19 Eylül 2019 Perşembe

Tuna’nın Nazlı Nazlı Aktığı Kasaba : Szentendre


Budapeşte’yi enikonu gezdikten sonra yakınlarda bir yer daha görmek istedik. Daha önceki gidişimizde Szentendre kasabasını görmüş ve çok sevmiştik. Neden bir kez daha görmeyelim deyip trene atladık ve çuf çuf giderek kasabaya ulaştık.
Szentrendre, tuna nehri kenarına kurulmuş, arnavut kaldırımı yollarla bezeli, çok şirin bir kasaba.
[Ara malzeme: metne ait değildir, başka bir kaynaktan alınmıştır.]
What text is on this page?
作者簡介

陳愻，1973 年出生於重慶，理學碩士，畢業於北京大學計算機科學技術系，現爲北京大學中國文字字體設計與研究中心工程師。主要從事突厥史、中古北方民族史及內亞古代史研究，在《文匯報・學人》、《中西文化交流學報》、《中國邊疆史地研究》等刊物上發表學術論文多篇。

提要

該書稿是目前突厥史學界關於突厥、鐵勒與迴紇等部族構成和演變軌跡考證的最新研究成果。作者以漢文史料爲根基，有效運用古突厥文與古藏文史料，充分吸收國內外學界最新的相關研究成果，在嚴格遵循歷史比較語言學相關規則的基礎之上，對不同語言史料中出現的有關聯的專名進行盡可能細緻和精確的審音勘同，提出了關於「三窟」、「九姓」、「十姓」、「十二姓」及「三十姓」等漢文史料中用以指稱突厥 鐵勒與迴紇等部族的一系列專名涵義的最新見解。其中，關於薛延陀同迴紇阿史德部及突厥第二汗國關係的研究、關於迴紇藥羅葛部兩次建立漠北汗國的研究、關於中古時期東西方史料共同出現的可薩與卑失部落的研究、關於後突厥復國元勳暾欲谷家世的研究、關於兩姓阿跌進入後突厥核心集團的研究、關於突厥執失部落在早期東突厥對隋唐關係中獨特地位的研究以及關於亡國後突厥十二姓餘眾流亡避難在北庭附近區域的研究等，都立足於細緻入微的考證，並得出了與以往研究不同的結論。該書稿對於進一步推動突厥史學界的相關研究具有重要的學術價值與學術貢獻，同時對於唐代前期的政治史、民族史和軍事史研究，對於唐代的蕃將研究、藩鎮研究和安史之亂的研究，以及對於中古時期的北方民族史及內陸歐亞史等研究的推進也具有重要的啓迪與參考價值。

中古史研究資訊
Sanırım Tuna nehri, Macaristan’da dokunduğu her yere güzellik katıyor.
Kasabaya varınca ilk önce ünlü dondurmacısına uğradık.
Tercihimiz lavantalı dondurmadan yana oldu. İlk kez denediğim lavantalı dondurma konusunda beklentim yüksekti ama maalesef dondurma, bu beklentimi karşılamadı. Lavantanın tadını da kokusunu da pek alamadım.
Kasabada sağlı sollu sıralanmış birçok hediyelik eşya dükkanı bulunuyor. Bu dükkanlarda Macaristan’a ait yöresel bez bebekler, kırmızı biberler..vs bulmak mümkün.
Ayrıca kasabada bir noel müzesi yer almakta. Müze içinde yeni yıla ve noele ait onlarca ürün sergileniyor ve bu ürünler istenirse satın alınabiliyor.
Szentendre’nin ara sokakları da pek hoş.
Ara sokaklara girip çıktıktan sonra son olarak kasabanın meşhur langoşçusunda langoş yedik.
Böylece hem günü hem de tatili sonlandırmış olduk.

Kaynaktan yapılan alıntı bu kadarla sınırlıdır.